If your little one is still quite a young toddler, you may need to walk through with them, which will still help them learn about maps and left and right. If your toddler is a bit older, they may be able to follow your map on their own while you loosely supervise.

Simon Says

A classic game for a reason. Simon Says is a great game for learning body parts (head, shoulders, knees and toes…) and then following random instructions, such as ‘Simon says jump up and down!’

Remember to explain that if you don’t say ‘Simon says’ before the instruction, your little one is not to do it. This requires focus and listening skills while still being fun and silly. You can change it up by choosing a different character instead of Simon, perhaps your little one’s favourite book or TV character.

Do Three Things

This is a simple game. You play exactly how it sounds. Tell your toddler you’re going to play the Do Three Things game. Act very excited, so they know it’s going to be fun.

Then, simply give them a list of three things to do in a row. This can help with listening and memory. You could even try sneaking in something like ‘pick up two toys from the lounge room and put them in your toy box.

Take turns with your little one and let them suggest three things for you to do.
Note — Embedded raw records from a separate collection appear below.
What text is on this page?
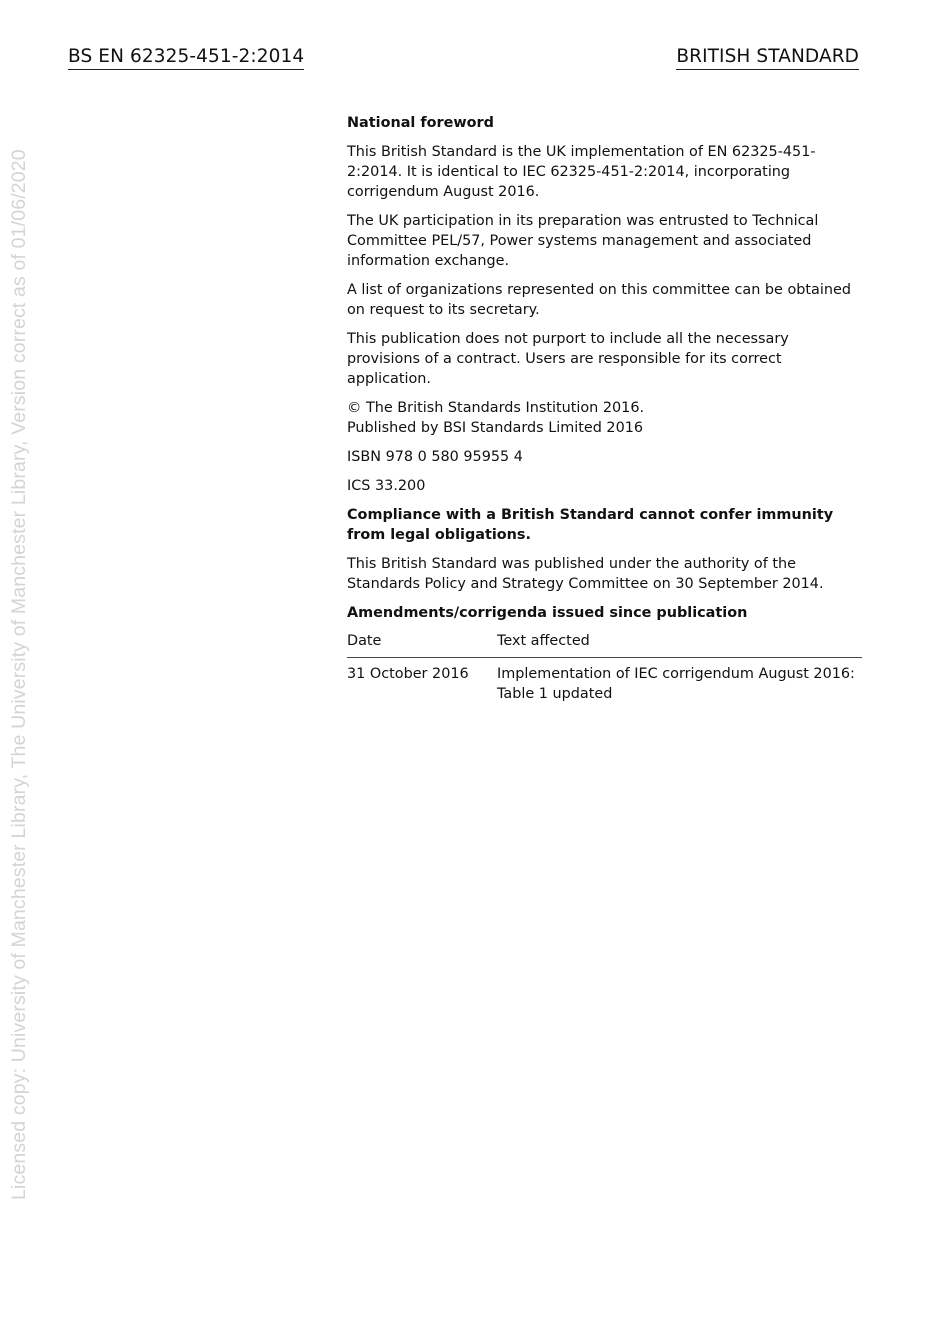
BS EN 62325-451-2:2014	BRITISH STANDARD
Licensed copy: University of Manchester Library, The University of Manchester Library, Version correct as of 01/06/2020

National foreword

This British Standard is the UK implementation of EN 62325-451-2:2014. It is identical to IEC 62325-451-2:2014, incorporating corrigendum August 2016.

The UK participation in its preparation was entrusted to Technical Committee PEL/57, Power systems management and associated information exchange.

A list of organizations represented on this committee can be obtained on request to its secretary.

This publication does not purport to include all the necessary provisions of a contract. Users are responsible for its correct application.

© The British Standards Institution 2016.
Published by BSI Standards Limited 2016

ISBN 978 0 580 95955 4

ICS 33.200

Compliance with a British Standard cannot confer immunity from legal obligations.

This British Standard was published under the authority of the Standards Policy and Strategy Committee on 30 September 2014.

Amendments/corrigenda issued since publication

Date	Text affected
31 October 2016	Implementation of IEC corrigendum August 2016:
Table 1 updated
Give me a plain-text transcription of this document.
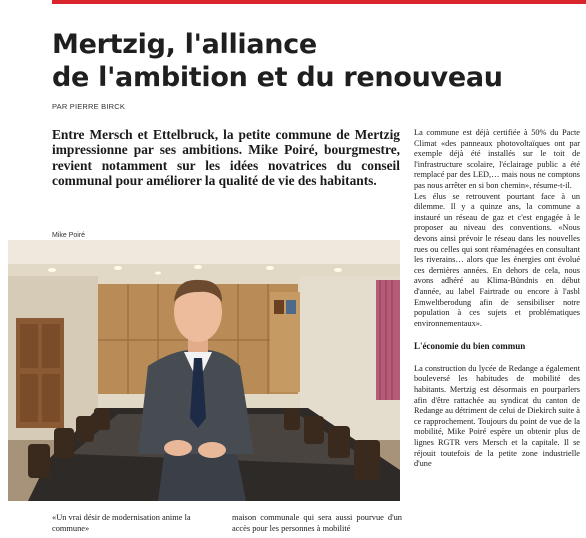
Mertzig, l'alliance
de l'ambition et du renouveau
PAR PIERRE BIRCK

Entre Mersch et Ettelbruck, la petite commune de Mertzig impressionne par ses ambitions. Mike Poiré, bourgmestre, revient notamment sur les idées novatrices du conseil communal pour améliorer la qualité de vie des habitants.

Mike Poiré
«Un vrai désir de modernisation anime la commune»
maison communale qui sera aussi pourvue d'un accès pour les personnes à mobilité

La commune est déjà certifiée à 50% du Pacte Climat «des panneaux photovoltaïques ont par exemple déjà été installés sur le toit de l'infrastructure scolaire, l'éclairage public a été remplacé par des LED,… mais nous ne comptons pas nous arrêter en si bon chemin», résume-t-il.

Les élus se retrouvent pourtant face à un dilemme. Il y a quinze ans, la commune a instauré un réseau de gaz et c'est engagée à le proposer au niveau des conventions. «Nous devons ainsi prévoir le réseau dans les nouvelles rues ou celles qui sont réaménagées en consultant les riverains… alors que les énergies ont évolué ces dernières années. En dehors de cela, nous avons adhéré au Klima-Bündnis en début d'année, au label Fairtrade ou encore à l'asbl Emweltberodung afin de sensibiliser notre population à ces sujets et problématiques environnementaux».

L'économie du bien commun

La construction du lycée de Redange a également bouleversé les habitudes de mobilité des habitants. Mertzig est désormais en pourparlers afin d'être rattachée au syndicat du canton de Redange au détriment de celui de Diekirch suite à ce rapprochement. Toujours du point de vue de la mobilité, Mike Poiré espère un obtenir plus de lignes RGTR vers Mersch et la capitale. Il se réjouit toutefois de la petite zone industrielle d'une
This can help to build confidence and decision making.

Red Light, Green Light

This is a great game for small groups of toddlers. Find some red and green paper, or something red and something green you can hold up. Explain that green means go, and when you say, ‘Greenlight!’ and hold up the green object, they are to dance or run around. When you say, ‘Red light!’ they have to stop and hold very still. The first person to move sits out of the next round (or you can keep everyone in and just keep playing for a while).

You can introduce another colour with a new meaning like ‘yellow means do star jumps. This can help toddlers learn colours and listening skills while they follow directions and get some activity in! Once they’ve played a few times, you can try removing the coloured objects, so they have to rely on listening.

Follow the Leader

This is an easy copying game. Pick a ‘leader’ (try being the leader yourself first to demonstrate). Then simply ask your toddler to copy whatever you do. When you say, ‘You lead!’, then you start copying them. This is great for groups, so everyone gets a chance to practise making up directions and following instructions.